Nonfatal injuries can cost big money

Nonfatal injuries can cost big money


Nonfatal injuries that require hospital treatment can lead to massive bills. How large? On average, more than $66,000 for common injuries such as a fall or being hit by an object. And the bill for treatment can just be the start: The cost of lost wages due to permanent disability for Americans in a single recent year was $223 billion.

Those are some of the findings by a Children’s Hospital of Philadelphia researcher and his colleagues, who assessed the cumulative costs for various nonfatal injuries in 2013. The findings were published in the journal Injury Epidemiology.

One in 10 people in the U.S. are treated in the hospital for injury each year, resulting in $168 billion in medical spending. The findings also show the wide disparity in addressing different types of injuries: A poisoning case cost an average of just more than $50,000. For a gunshot victim, the cost topped $310,000. Overall, near-drownings, self-harm, and gun-related violence were the most costly injuries.
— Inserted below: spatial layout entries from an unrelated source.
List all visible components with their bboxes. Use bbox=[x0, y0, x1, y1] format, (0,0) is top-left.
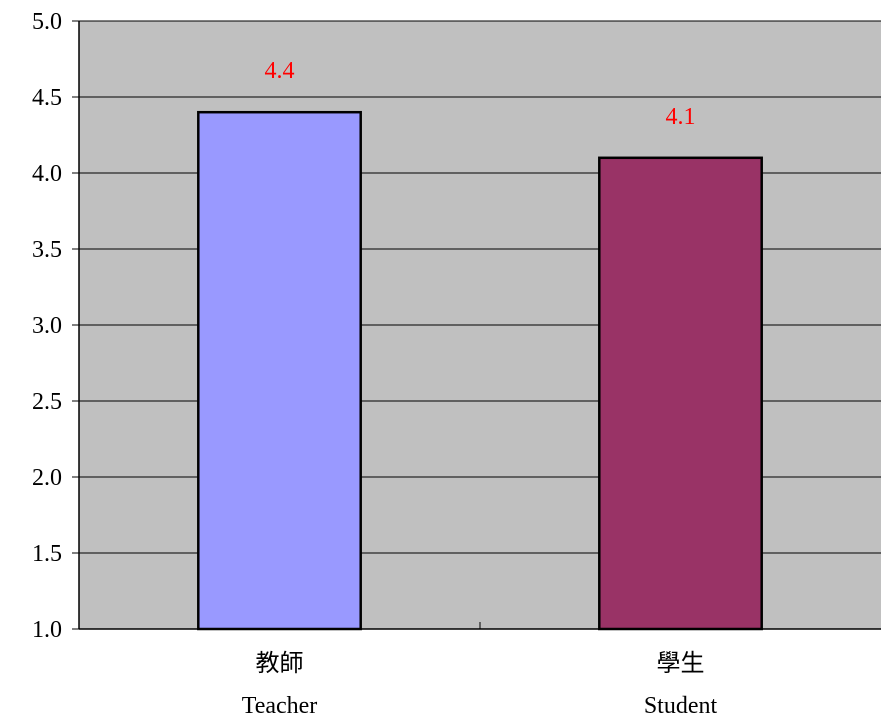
y-tick-label: 4.0 bbox=[32, 161, 62, 187]
y-tick-label: 1.0 bbox=[32, 617, 62, 643]
y-tick-label: 2.0 bbox=[32, 465, 62, 491]
x-category-label-zh: 學生 bbox=[657, 650, 705, 677]
y-tick-label: 5.0 bbox=[32, 9, 62, 35]
y-tick-label: 4.5 bbox=[32, 85, 62, 111]
x-category-label-en: Teacher bbox=[242, 693, 318, 719]
x-category-label-en: Student bbox=[644, 693, 718, 719]
data-label: 4.4 bbox=[265, 58, 295, 84]
y-tick-label: 1.5 bbox=[32, 541, 62, 567]
x-category-label-zh: 教師 bbox=[256, 650, 304, 677]
y-tick-label: 3.0 bbox=[32, 313, 62, 339]
y-axis: 1.0 1.5 2.0 2.5 3.0 3.5 4.0 4.5 5.0 bbox=[32, 9, 80, 643]
y-tick-label: 3.5 bbox=[32, 237, 62, 263]
bar-student bbox=[598, 156, 763, 631]
x-axis: 教師 Teacher 學生 Student bbox=[79, 622, 881, 719]
bars: 4.4 4.1 bbox=[197, 58, 763, 631]
y-tick-label: 2.5 bbox=[32, 389, 62, 415]
data-label: 4.1 bbox=[666, 104, 696, 130]
bar-teacher bbox=[197, 110, 362, 631]
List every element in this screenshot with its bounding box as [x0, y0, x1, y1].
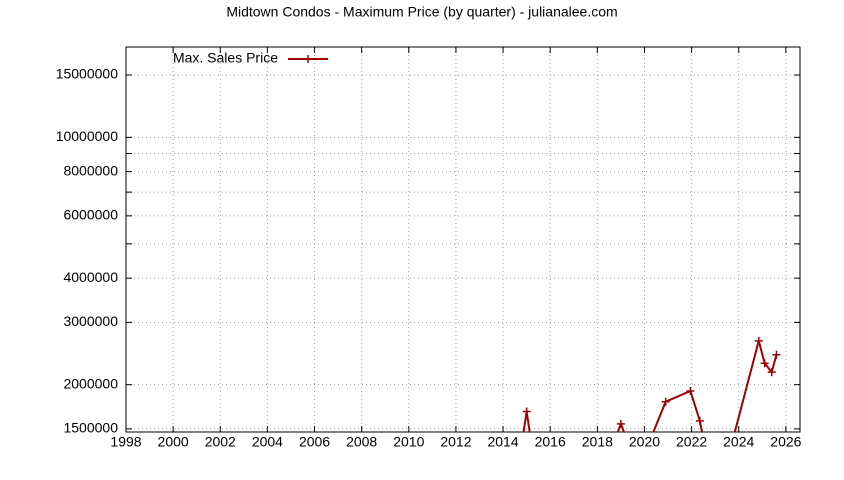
- point-marker: [686, 386, 695, 395]
- x-tick-label: 2014: [487, 434, 518, 450]
- plot-frame: [125, 46, 801, 433]
- x-tick-label: 2008: [346, 434, 377, 450]
- x-tick-label: 2018: [582, 434, 613, 450]
- plot-area: [522, 336, 781, 432]
- point-marker: [616, 419, 625, 428]
- point-marker: [772, 350, 781, 359]
- y-tick-label: 8000000: [63, 162, 118, 178]
- x-tick-label: 2020: [629, 434, 660, 450]
- x-tick-label: 2002: [205, 434, 236, 450]
- y-tick-label: 3000000: [63, 313, 118, 329]
- x-tick-label: 2000: [158, 434, 189, 450]
- series-line: [522, 336, 778, 432]
- y-tick-label: 10000000: [56, 128, 119, 144]
- legend-marker: [304, 55, 312, 63]
- x-tick-label: 2022: [676, 434, 707, 450]
- x-tick-label: 2004: [252, 434, 283, 450]
- x-tick-label: 2006: [299, 434, 330, 450]
- point-marker: [522, 407, 531, 416]
- x-tick-label: 2016: [535, 434, 566, 450]
- y-tick-label: 4000000: [63, 269, 118, 285]
- x-tick-label: 1998: [110, 434, 141, 450]
- x-tick-label: 2026: [770, 434, 801, 450]
- point-marker: [760, 359, 769, 368]
- y-tick-label: 1500000: [63, 420, 118, 436]
- y-tick-label: 6000000: [63, 207, 118, 223]
- point-marker: [767, 368, 776, 377]
- y-tick-label: 2000000: [63, 375, 118, 391]
- chart-title: Midtown Condos - Maximum Price (by quart…: [226, 4, 617, 20]
- y-tick-label: 15000000: [56, 66, 119, 82]
- legend-label: Max. Sales Price: [173, 50, 278, 66]
- x-tick-label: 2024: [723, 434, 754, 450]
- point-marker: [695, 416, 704, 425]
- x-tick-label: 2010: [393, 434, 424, 450]
- x-tick-label: 2012: [440, 434, 471, 450]
- point-marker: [661, 397, 670, 406]
- point-marker: [754, 336, 763, 345]
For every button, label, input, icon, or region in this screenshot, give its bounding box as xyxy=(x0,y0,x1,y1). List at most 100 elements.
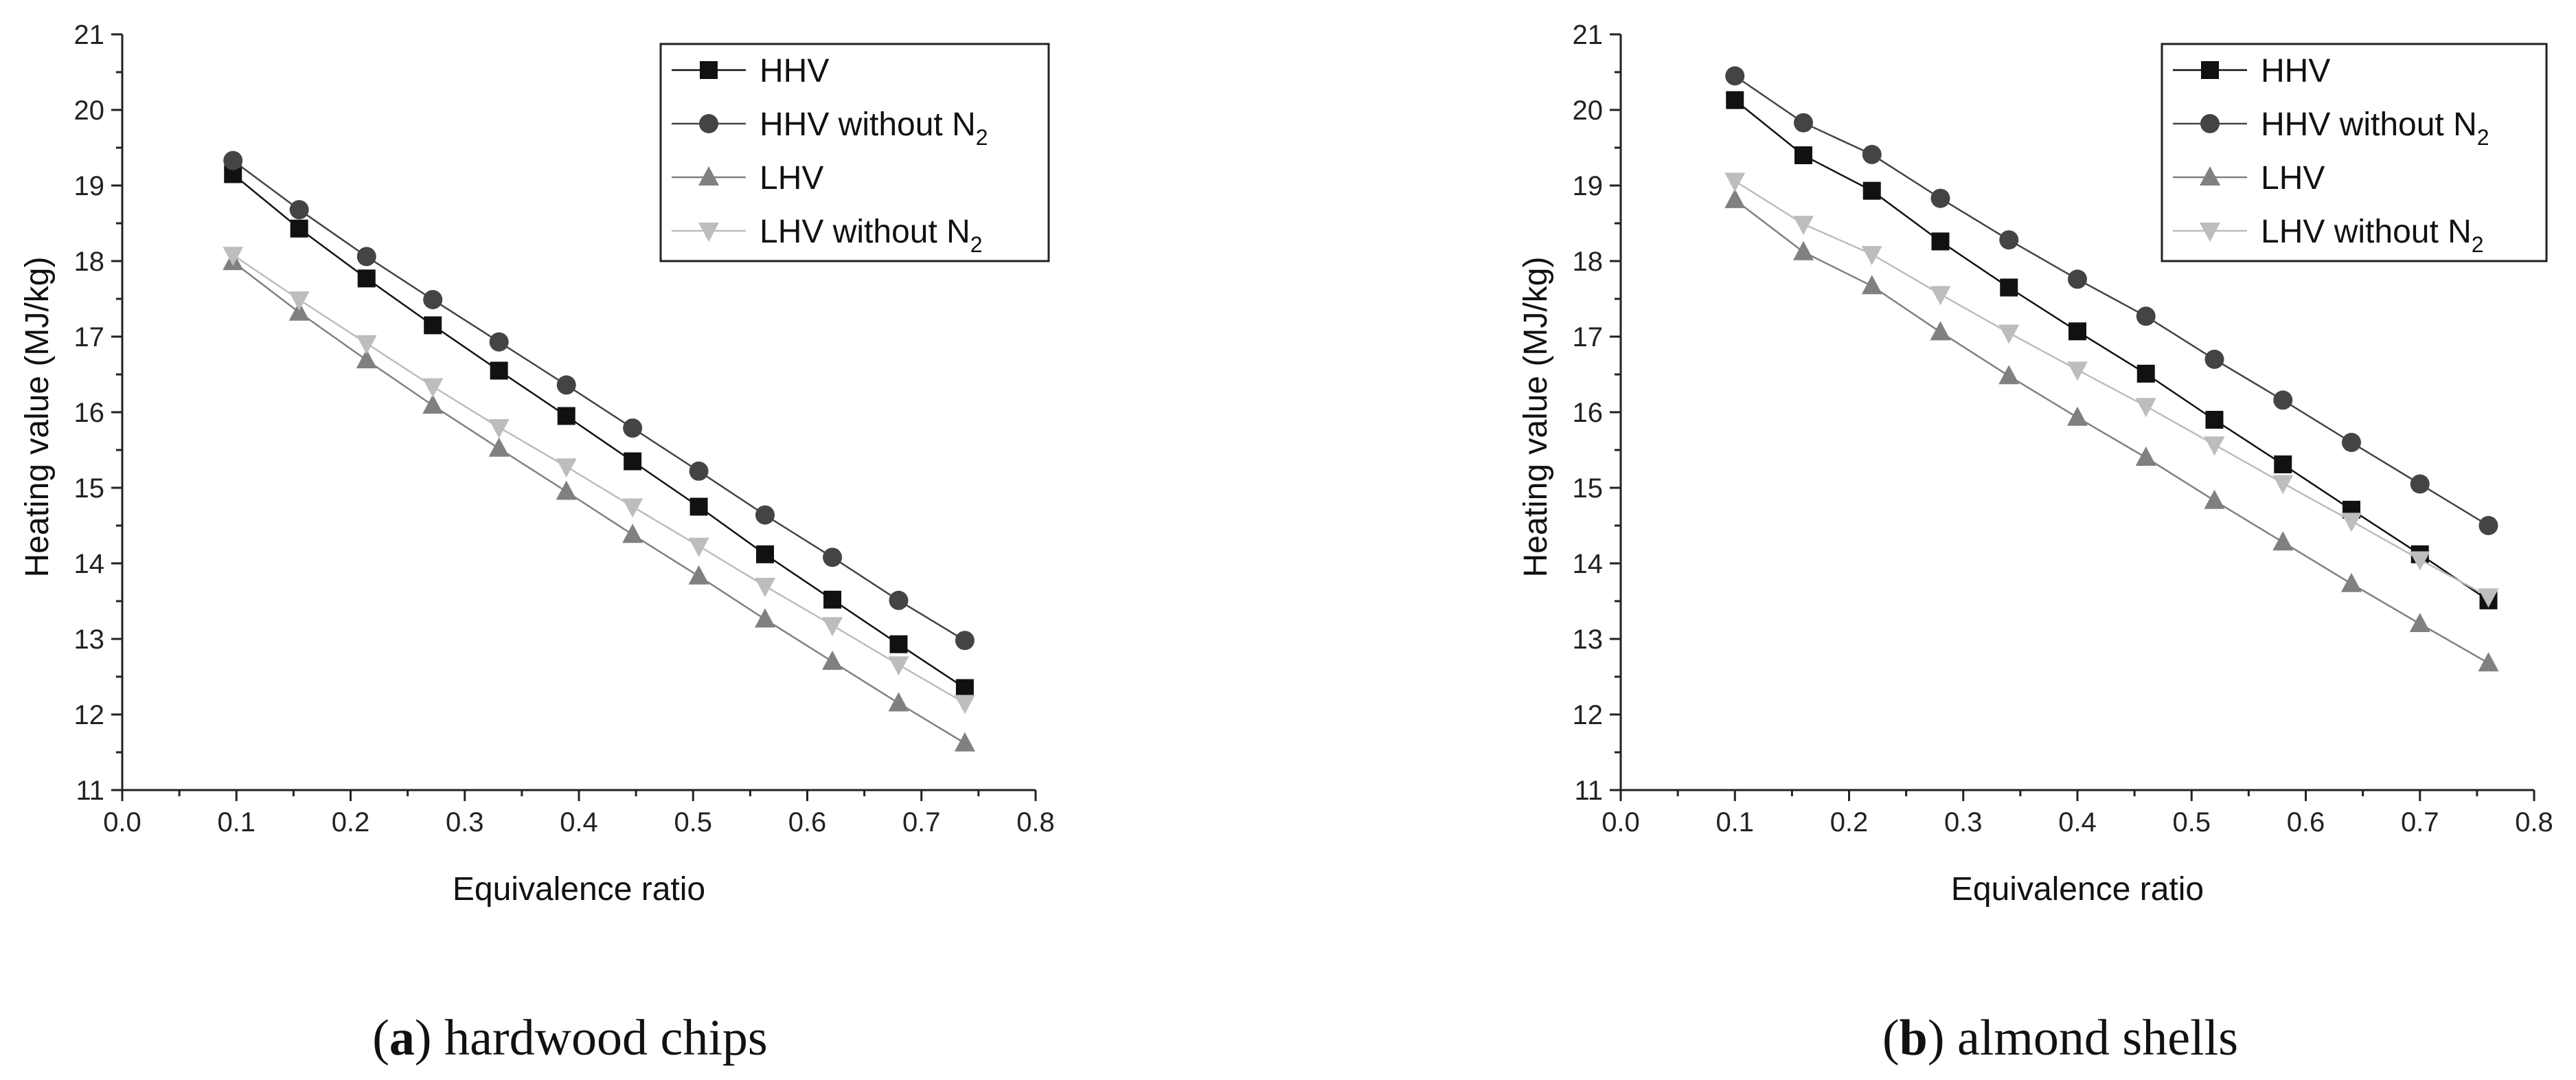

The study also revealed that falls and being hit by objects were the most common types of injuries people reported, accounting for 35 percent of all nonfatal injury costs.

The findings are significant, researchers noted, because they reveal some of the most current figures for the aggregate costs of hospital treatments for nonfatal injuries. While the study does not recommend how to control costs for treating nonfatal injuries, it provides a better measure of the financial burden of such cases by accounting for multiple consequences such as the severity of the injury and resulting disabilities.